Wednesday, March 27, 2013

Optical Network Control Architecture Protocols and Standards


Go Optical Network Control Architecture Protocols and Standards


GO Optical Network Control Architecture Protocols and Standards


Author: Bala Rajagopalan, Debanjan Saha, Greg Bernstein
Type: eBook
Language: English
Released: 2003
Publisher: Addison-Wesley Professional
Page Count: 464
Format: chm
ISBN-10: 0201753014
ISBN-13: 9780201753011
Tags:Optical Network Control Architecture Protocols and Standards, tutorials, pdf, djvu, chm, epub, ebook, book, torrent, downloads, rapidshare, filesonic, hotfile, fileserve


Description:
Higher category theory is generally regarded as technical and forbidding, but part of it is considerably more tractable: the theory of infinity-categories, higher categories in which all higher morphisms are assumed to be invertible. In Higher Topos Theory, Jacob Lurie presents the foundations of this theory, using the language of weak Kan complexes introduced by Boardman and Vogt, and shows how existing theorems in algebraic topology can be reformulated and generalized in the theory's new language. The result is a powerful theory with applications in many areas of mathematics. The book's first five chapters give an exposition of the theory of infinity-categories that emphasizes their role as a generalization of ordinary categories.
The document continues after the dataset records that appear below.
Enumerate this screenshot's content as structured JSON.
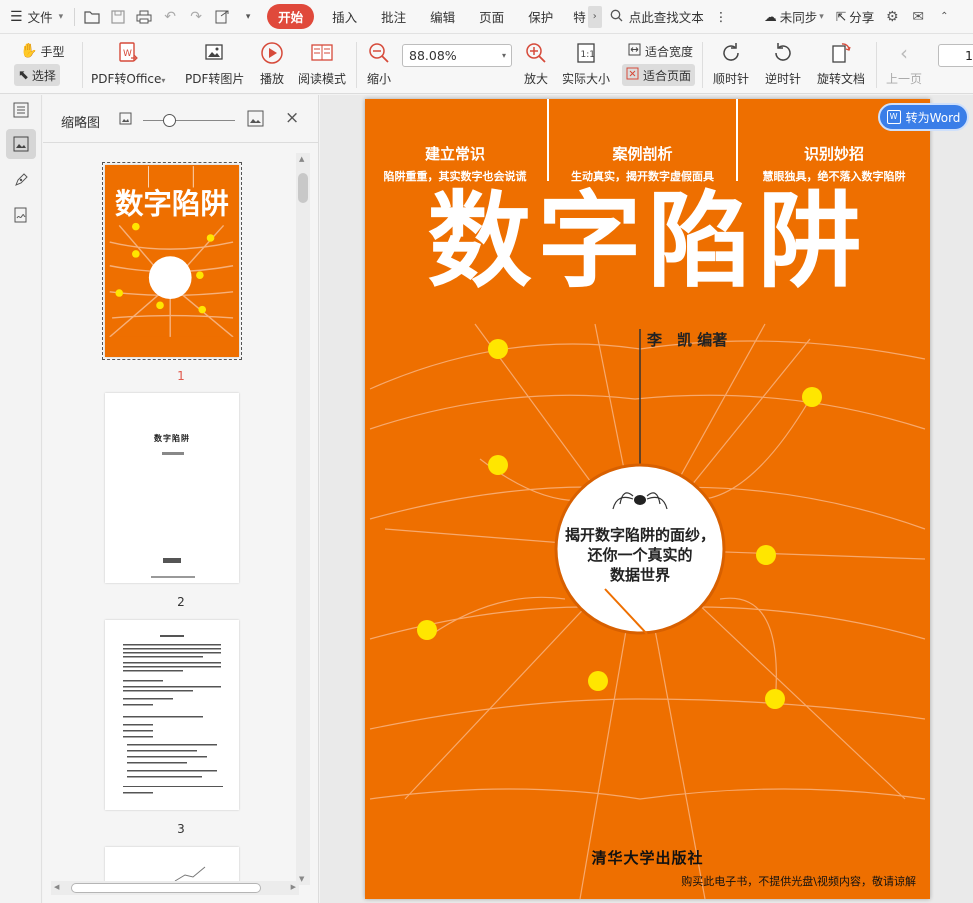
{
  "menubar": {
    "file": "文件",
    "tabs": [
      "开始",
      "插入",
      "批注",
      "编辑",
      "页面",
      "保护",
      "特"
    ],
    "active_tab": "开始",
    "search": "点此查找文本",
    "sync": "未同步",
    "share": "分享"
  },
  "toolbar": {
    "hand": "手型",
    "select": "选择",
    "pdf_to_office": "PDF转Office",
    "pdf_to_image": "PDF转图片",
    "play": "播放",
    "read_mode": "阅读模式",
    "zoom_out": "缩小",
    "zoom_value": "88.08%",
    "zoom_in": "放大",
    "actual_size": "实际大小",
    "fit_width": "适合宽度",
    "fit_page": "适合页面",
    "rotate_cw": "顺时针",
    "rotate_ccw": "逆时针",
    "rotate_doc": "旋转文档",
    "prev_page": "上一页",
    "page_number": "1"
  },
  "thumbnails": {
    "title": "缩略图",
    "pages": [
      "1",
      "2",
      "3"
    ],
    "selected": "1"
  },
  "convert_button": "转为Word",
  "cover": {
    "sections": [
      {
        "title": "建立常识",
        "subtitle": "陷阱重重，其实数字也会说谎"
      },
      {
        "title": "案例剖析",
        "subtitle": "生动真实，揭开数字虚假面具"
      },
      {
        "title": "识别妙招",
        "subtitle": "慧眼独具，绝不落入数字陷阱"
      }
    ],
    "main_title": "数字陷阱",
    "author": "李　凯 编著",
    "circle_text": [
      "揭开数字陷阱的面纱，",
      "还你一个真实的",
      "数据世界"
    ],
    "publisher": "清华大学出版社",
    "notice": "购买此电子书，不提供光盘\\视频内容，敬请谅解",
    "thumb_page2_title": "数字陷阱"
  },
  "colors": {
    "cover_orange": "#ee6f00",
    "accent_red": "#e0493b",
    "convert_blue": "#3a7ee8",
    "dot_yellow": "#ffe600"
  }
}
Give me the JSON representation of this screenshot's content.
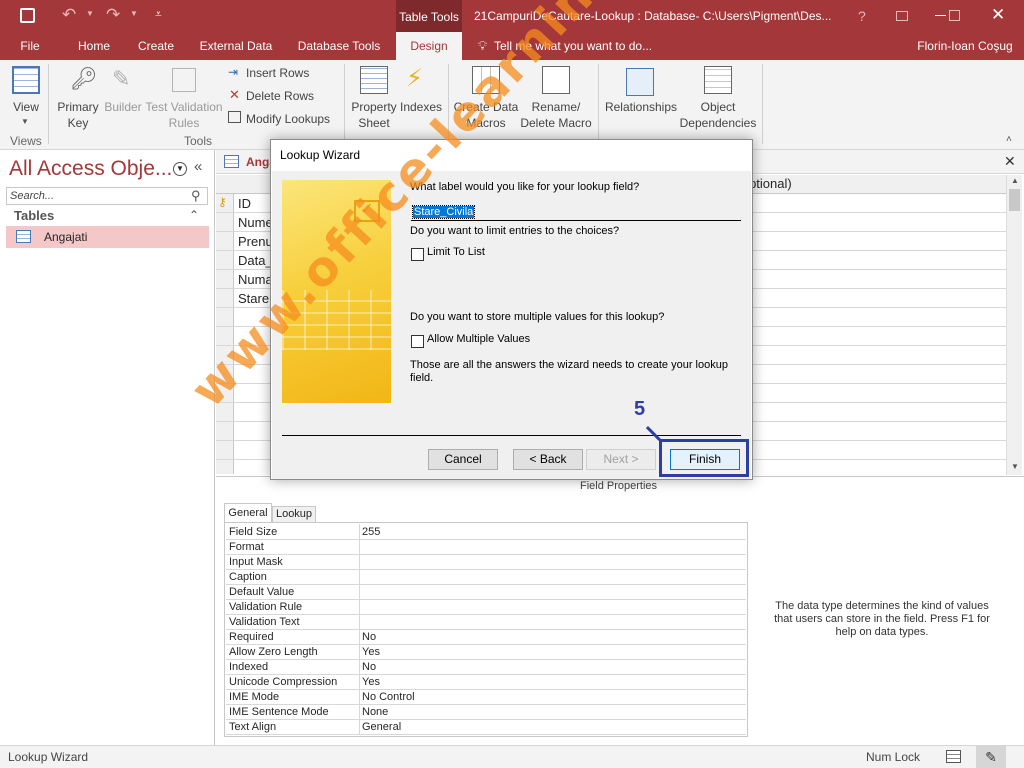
{
  "titlebar": {
    "context_tab": "Table Tools",
    "title": "21CampuriDeCautare-Lookup : Database- C:\\Users\\Pigment\\Des...",
    "help": "?",
    "user": "Florin-Ioan Coşug"
  },
  "menu": {
    "file": "File",
    "home": "Home",
    "create": "Create",
    "external": "External Data",
    "dbtools": "Database Tools",
    "design": "Design",
    "tellme": "Tell me what you want to do..."
  },
  "ribbon": {
    "view": "View",
    "views_group": "Views",
    "primary_key_1": "Primary",
    "primary_key_2": "Key",
    "builder": "Builder",
    "test_validation_1": "Test Validation",
    "test_validation_2": "Rules",
    "insert_rows": "Insert Rows",
    "delete_rows": "Delete Rows",
    "modify_lookups": "Modify Lookups",
    "tools_group": "Tools",
    "property_sheet_1": "Property",
    "property_sheet_2": "Sheet",
    "indexes": "Indexes",
    "create_data_macros_1": "Create Data",
    "create_data_macros_2": "Macros",
    "rename_macro_1": "Rename/",
    "rename_macro_2": "Delete Macro",
    "relationships": "Relationships",
    "object_dependencies_1": "Object",
    "object_dependencies_2": "Dependencies"
  },
  "nav": {
    "header": "All Access Obje...",
    "search_placeholder": "Search...",
    "tables_label": "Tables",
    "items": [
      "Angajati"
    ]
  },
  "table": {
    "tab_label": "Angajati",
    "description_header": "Description (Optional)",
    "fields": [
      "ID",
      "Nume",
      "Prenume",
      "Data_",
      "Numar",
      "Stare"
    ]
  },
  "field_props": {
    "caption": "Field Properties",
    "tab_general": "General",
    "tab_lookup": "Lookup",
    "rows": [
      {
        "name": "Field Size",
        "value": "255"
      },
      {
        "name": "Format",
        "value": ""
      },
      {
        "name": "Input Mask",
        "value": ""
      },
      {
        "name": "Caption",
        "value": ""
      },
      {
        "name": "Default Value",
        "value": ""
      },
      {
        "name": "Validation Rule",
        "value": ""
      },
      {
        "name": "Validation Text",
        "value": ""
      },
      {
        "name": "Required",
        "value": "No"
      },
      {
        "name": "Allow Zero Length",
        "value": "Yes"
      },
      {
        "name": "Indexed",
        "value": "No"
      },
      {
        "name": "Unicode Compression",
        "value": "Yes"
      },
      {
        "name": "IME Mode",
        "value": "No Control"
      },
      {
        "name": "IME Sentence Mode",
        "value": "None"
      },
      {
        "name": "Text Align",
        "value": "General"
      }
    ],
    "help_text": "The data type determines the kind of values that users can store in the field. Press F1 for help on data types."
  },
  "dialog": {
    "title": "Lookup Wizard",
    "q_label": "What label would you like for your lookup field?",
    "label_value": "Stare_Civila",
    "q_limit": "Do you want to limit entries to the choices?",
    "limit_to_list": "Limit To List",
    "q_multiple": "Do you want to store multiple values for this lookup?",
    "allow_multiple": "Allow Multiple Values",
    "summary": "Those are all the answers the wizard needs to create your lookup field.",
    "cancel": "Cancel",
    "back": "< Back",
    "next": "Next >",
    "finish": "Finish",
    "step_marker": "5"
  },
  "status": {
    "left": "Lookup Wizard",
    "num_lock": "Num Lock"
  },
  "watermark": "www.office-learning.ro",
  "colors": {
    "accent": "#a4373a",
    "highlight_box": "#2e3fa3",
    "watermark": "#f58c1e"
  }
}
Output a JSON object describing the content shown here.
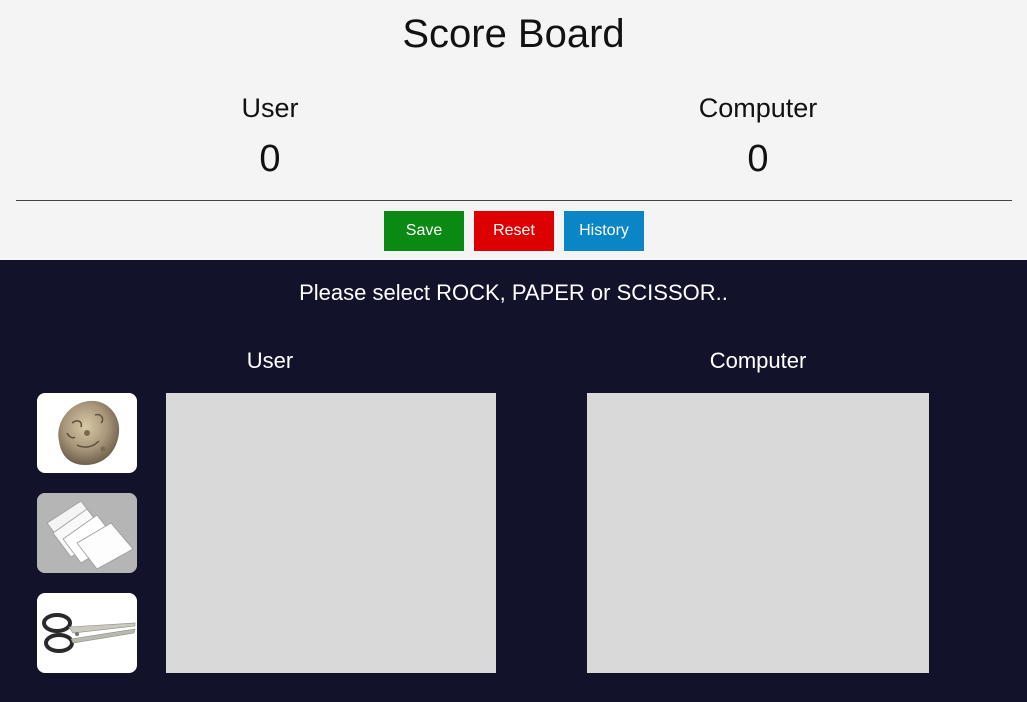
{
  "scoreboard": {
    "title": "Score Board",
    "user_label": "User",
    "user_score": "0",
    "computer_label": "Computer",
    "computer_score": "0"
  },
  "buttons": {
    "save": "Save",
    "reset": "Reset",
    "history": "History"
  },
  "colors": {
    "save": "#0a8a12",
    "reset": "#dd0000",
    "history": "#0a86c6",
    "background_dark": "#12132a"
  },
  "game": {
    "prompt": "Please select ROCK, PAPER or SCISSOR..",
    "user_title": "User",
    "computer_title": "Computer",
    "choices": [
      {
        "name": "rock",
        "icon": "rock-icon"
      },
      {
        "name": "paper",
        "icon": "paper-icon"
      },
      {
        "name": "scissor",
        "icon": "scissor-icon"
      }
    ]
  }
}
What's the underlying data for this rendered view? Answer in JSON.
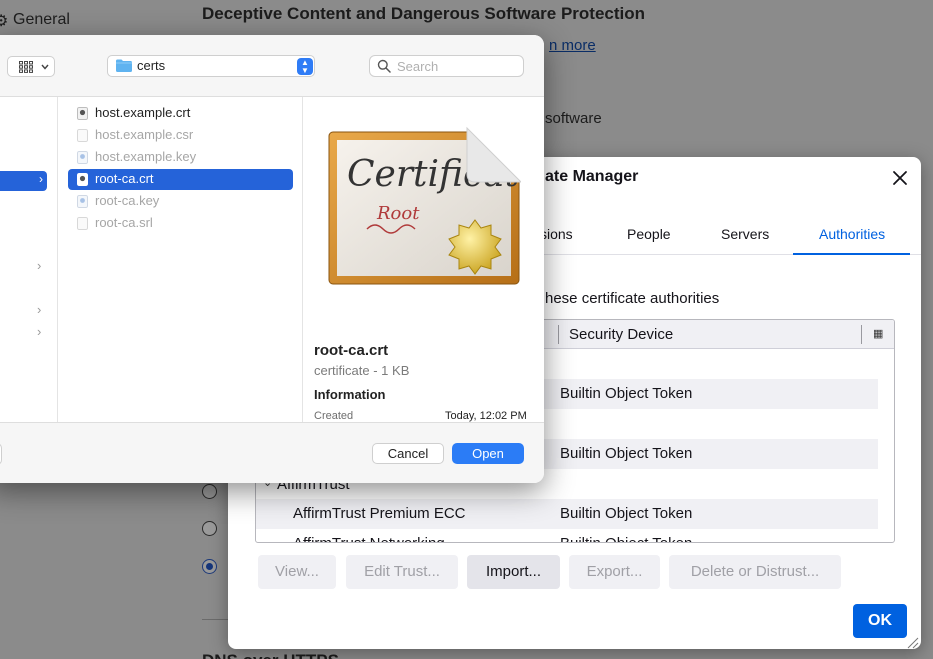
{
  "background": {
    "sidebar_label": "General",
    "heading": "Deceptive Content and Dangerous Software Protection",
    "learn_more": "n more",
    "software_text": "software",
    "bottom_heading": "DNS over HTTPS"
  },
  "cert_manager": {
    "title": "ate Manager",
    "tabs": [
      "sions",
      "People",
      "Servers",
      "Authorities"
    ],
    "active_tab": "Authorities",
    "description": "hese certificate authorities",
    "column_header": "Security Device",
    "rows": [
      {
        "name": "",
        "device": "Builtin Object Token",
        "kind": "cert"
      },
      {
        "name": "",
        "device": "Builtin Object Token",
        "kind": "cert"
      },
      {
        "name": "AffirmTrust",
        "device": "",
        "kind": "group"
      },
      {
        "name": "AffirmTrust Premium ECC",
        "device": "Builtin Object Token",
        "kind": "cert"
      },
      {
        "name": "AffirmTrust Networking",
        "device": "Builtin Object Token",
        "kind": "cert"
      }
    ],
    "buttons": {
      "view": "View...",
      "edit_trust": "Edit Trust...",
      "import": "Import...",
      "export": "Export...",
      "delete": "Delete or Distrust...",
      "ok": "OK"
    },
    "accent_color": "#0061e0"
  },
  "file_dialog": {
    "folder": "certs",
    "search_placeholder": "Search",
    "files": [
      {
        "name": "host.example.crt",
        "state": "normal",
        "icon": "cert-file-icon"
      },
      {
        "name": "host.example.csr",
        "state": "dim",
        "icon": "doc-file-icon"
      },
      {
        "name": "host.example.key",
        "state": "dim",
        "icon": "key-file-icon"
      },
      {
        "name": "root-ca.crt",
        "state": "selected",
        "icon": "cert-file-icon"
      },
      {
        "name": "root-ca.key",
        "state": "dim",
        "icon": "key-file-icon"
      },
      {
        "name": "root-ca.srl",
        "state": "dim",
        "icon": "doc-file-icon"
      }
    ],
    "preview": {
      "image_text": "Certificate",
      "image_subtext": "Root",
      "name": "root-ca.crt",
      "kind": "certificate - 1 KB",
      "info_heading": "Information",
      "created_label": "Created",
      "created_value": "Today, 12:02 PM"
    },
    "buttons": {
      "cancel": "Cancel",
      "open": "Open"
    },
    "accent_color": "#2563d9"
  }
}
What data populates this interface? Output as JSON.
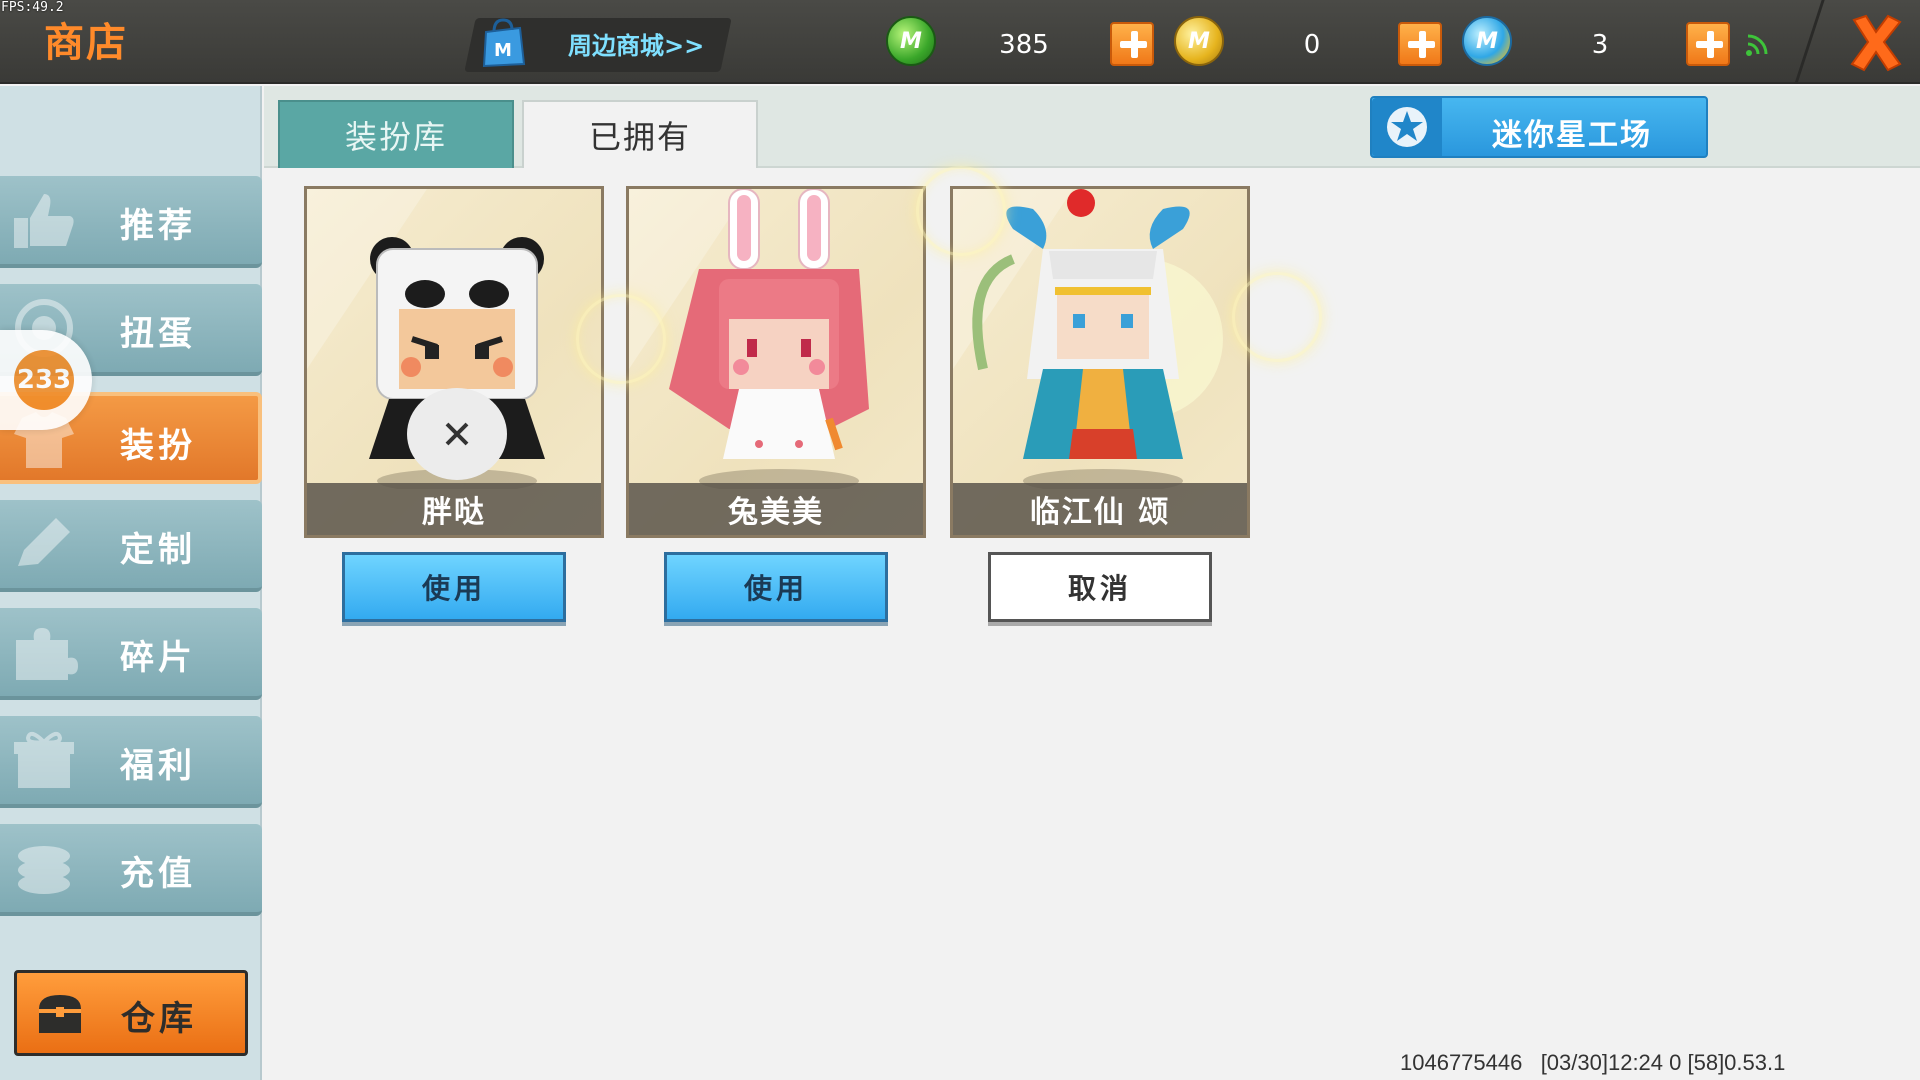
{
  "fps": "FPS:49.2",
  "topbar": {
    "title": "商店",
    "mall_link": "周边商城>>",
    "currencies": [
      {
        "name": "green-mini-bean",
        "value": "385",
        "color": "#3aa72a"
      },
      {
        "name": "gold-mini-coin",
        "value": "0",
        "color": "#e6b41e"
      },
      {
        "name": "blue-mini-point",
        "value": "3",
        "color": "#2fa7e6"
      }
    ]
  },
  "sidebar": {
    "items": [
      {
        "label": "推荐",
        "icon": "thumbs-up-icon"
      },
      {
        "label": "扭蛋",
        "icon": "capsule-icon"
      },
      {
        "label": "装扮",
        "icon": "costume-icon",
        "active": true
      },
      {
        "label": "定制",
        "icon": "pencil-icon"
      },
      {
        "label": "碎片",
        "icon": "puzzle-icon"
      },
      {
        "label": "福利",
        "icon": "gift-icon"
      },
      {
        "label": "充值",
        "icon": "coins-icon"
      }
    ],
    "badge": "233",
    "warehouse": "仓库"
  },
  "tabs": {
    "library": "装扮库",
    "owned": "已拥有"
  },
  "workshop_button": "迷你星工场",
  "cards": [
    {
      "name": "胖哒",
      "action": "使用"
    },
    {
      "name": "兔美美",
      "action": "使用"
    },
    {
      "name": "临江仙 颂",
      "action": "取消"
    }
  ],
  "footer": "1046775446   [03/30]12:24 0 [58]0.53.1",
  "colors": {
    "accent_orange": "#f08d2a",
    "teal_tab": "#5aa7a4",
    "blue_button": "#33aaf0"
  }
}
Many of the fundamental ideas from classical category theory are generalized to the infinity-categorical setting, such as limits and colimits, adjoint functors, ind-objects and pro-objects, locally accessible and presentable categories, Grothendieck fibrations, presheaves, and Yoneda's lemma. A sixth chapter presents an infinity-categorical version of the theory of Grothendieck topoi, introducing the notion of an infinity-topos, an infinity-category that resembles the infinity-category of topological spaces in the sense that it satisfies certain axioms that codify some of the basic principles of algebraic topology. A seventh and final chapter presents applications that illustrate connections between the theory of higher topoi and ideas from classical topology.